Keywords: generation, generative
Abstract: Recent advances in auto-regressive transformers have achieved remarkable success in generative modeling. However, text-to-3D generation remains challenging, primarily due to bottlenecks in learning discrete 3D representations. Specifically, existing approaches often suffer from information loss during encoding, causing representational distortion before the quantization process. This effect is further amplified by vector quantization, ultimately degrading the geometric coherence of text-conditioned 3D shapes. Moreover, the conventional two-stage training paradigm induces an objective mismatch between reconstruction and text-conditioned auto-regressive generation. To address these issues, we propose View-aware Auto-Regressive 3D (VAR-3D), which intergrates a view-aware 3D Vector Quantized-Variational AutoEncoder (VQ-VAE) to convert the complex geometric structure of 3D models into discrete tokens. Additionally, we introduce a rendering-supervised training strategy that couples discrete token prediction with visual reconstruction, encouraging the generative process to better preserve visual fidelity and structural consistency relative to the input text. Experiments demonstrate that VAR-3D significantly outperforms existing methods in both generation quality and text-3D alignment.
摘要：自回归变压器的最新进展在生成建模方面取得了显着的成功。然而，文本到 3D 的生成仍然具有挑战性，这主要是由于学习离散 3D 表示的瓶颈。具体而言，现有方法在编码过程中经常会遭受信息丢失，从而在量化过程之前导致表征失真。矢量量化进一步放大了这种效应，最终降低了文本条件 3D 形状的几何一致性。此外，传统的两阶段训练范式导致重建和文本条件自回归生成之间存在客观不匹配。

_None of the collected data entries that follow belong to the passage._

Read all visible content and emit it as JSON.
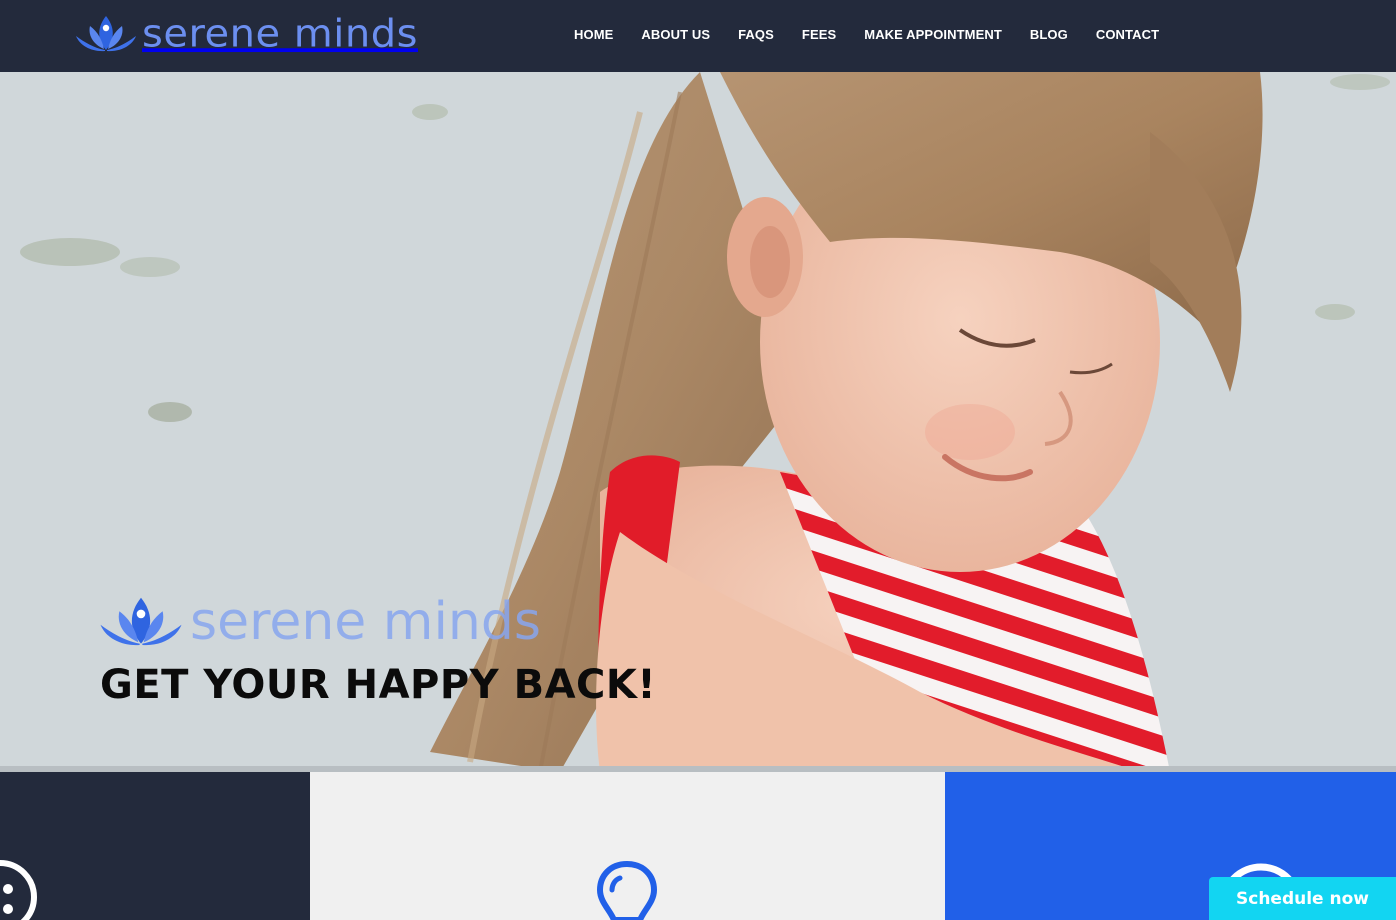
{
  "header": {
    "logo_text": "serene minds",
    "logo_icon": "lotus-icon",
    "nav": {
      "home": "HOME",
      "about": "ABOUT US",
      "faqs": "FAQS",
      "fees": "FEES",
      "appointment": "MAKE APPOINTMENT",
      "blog": "BLOG",
      "contact": "CONTACT"
    }
  },
  "hero": {
    "image": "smiling-girl-striped-dress-photo",
    "logo_text": "serene minds",
    "tagline": "GET YOUR HAPPY BACK!"
  },
  "features": [
    {
      "icon": "smiley-face-icon",
      "color": "#232a3c"
    },
    {
      "icon": "lightbulb-icon",
      "color": "#f0f0f0"
    },
    {
      "icon": "circle-icon",
      "color": "#2160e8"
    }
  ],
  "cta": {
    "schedule_label": "Schedule now"
  },
  "colors": {
    "header_bg": "#232a3c",
    "brand_blue": "#2160e8",
    "logo_blue": "#6c8ff0",
    "cta_cyan": "#12d5f2"
  }
}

为了解决这些问题，我们提出了视图感知自回归 3D (VAR-3D)，它集成了视图感知 3D 矢量量化变分自动编码器 (VQ-VAE)，将 3D 模型的复杂几何结构转换为离散标记。此外，我们引入了一种渲染监督训练策略，将离散标记预测与视觉重建结合起来，鼓励生成过程更好地保持相对于输入文本的视觉保真度和结构一致性。实验表明，VAR-3D 在生成质量和文本 3D 对齐方面均显着优于现有方法。

Title: Embed-RL: Reinforcement Learning for Reasoning-Driven Multimodal Embeddings

Authors: Haonan Jiang, Yuji Wang, Yongjie Zhu, Xin Lu, Wenyu Qin, Meng Wang, Pengfei Wan, Yansong Tang
Subjects: cs.CV
Abstract URL: https://arxiv.org/abs/2602.13823
Pdf URL: https://arxiv.org/pdf/2602.13823
Copy Paste: [[2602.13823]] Embed-RL: Reinforcement Learning for Reasoning-Driven Multimodal Embeddings(https://arxiv.org/abs/2602.13823)
Keywords: generative
Abstract: Leveraging Multimodal Large Language Models (MLLMs) has become pivotal for advancing Universal Multimodal Embeddings (UME) in addressing diverse cross-modal tasks. Recent studies demonstrate that incorporating generative Chain-of-Thought (CoT) reasoning can substantially enhance task-specific representations compared to discriminative methods. However, the generated reasoning CoTs of existing generative embedding methods are limited to the textual analysis of queries and are irrelevant to the retrieval of the targets. To address these limitations, we propose a reasoning-driven UME framework that integrates Embedder-Guided Reinforcement Learning (EG-RL) to optimize the Reasoner to produce evidential Traceability CoT (T-CoT). Our key contributions are threefold: (1) We design an EG-RL framework where the Embedder provides explicit supervision to the Reasoner, ensuring the generated CoT traces are aligned with embedding tasks. (2) We introduce T-CoT, which extracts critical multimodal cues to focus on retrieval-relevant elements and provides multimodal inputs for the Embedder. (3) With limited computational resources, our framework outperforms the pioneering embedding model on both MMEB-V2 and UVRB benchmarks. The integration of multimodal evidence in structured reasoning, paired with retrieval-oriented alignment, effectively strengthens cross-modal semantic consistency and boosts the fine-grained matching capability of the model as well as the generalization across complex scenarios. Our work demonstrates that targeted reasoning optimization can significantly improve multimodal embedding quality, providing a practical and efficient solution for reasoning-driven UME development.
摘要：利用多模态大型语言模型 (MLLM) 已成为推进通用多模态嵌入 (UME) 解决各种跨模态任务的关键。最近的研究表明，与判别方法相比，结合生成式思维链（CoT）推理可以显着增强特定于任务的表示。然而，现有生成嵌入方法生成的推理CoT仅限于查询的文本分析，与目标的检索无关。为了解决这些限制，我们提出了一种推理驱动的 UME 框架，该框架集成了嵌入器引导强化学习 (EG-RL)，以优化 Reasoner 以生成证据可追溯性 CoT (T-CoT)。我们的主要贡献有三个：（1）我们设计了一个 EG-RL 框架，其中嵌入器为 Reasoner 提供显式监督，确保生成的 CoT 跟踪与嵌入任务保持一致。 (2) 我们引入了 T-CoT，它提取关键的多模态线索以关注与检索相关的元素，并为嵌入器提供多模态输入。 (3) 在计算资源有限的情况下，我们的框架在 MMEB-V2 和 UVRB 基准上均优于开创性的嵌入模型。结构化推理中多模态证据的融合，配合面向检索的对齐，有效增强了跨模态语义一致性，提升了模型的细粒度匹配能力以及跨复杂场景的泛化能力。我们的工作表明，有针对性的推理优化可以显着提高多模态嵌入质量，为推理驱动的 UME 开发提供实用且高效的解决方案。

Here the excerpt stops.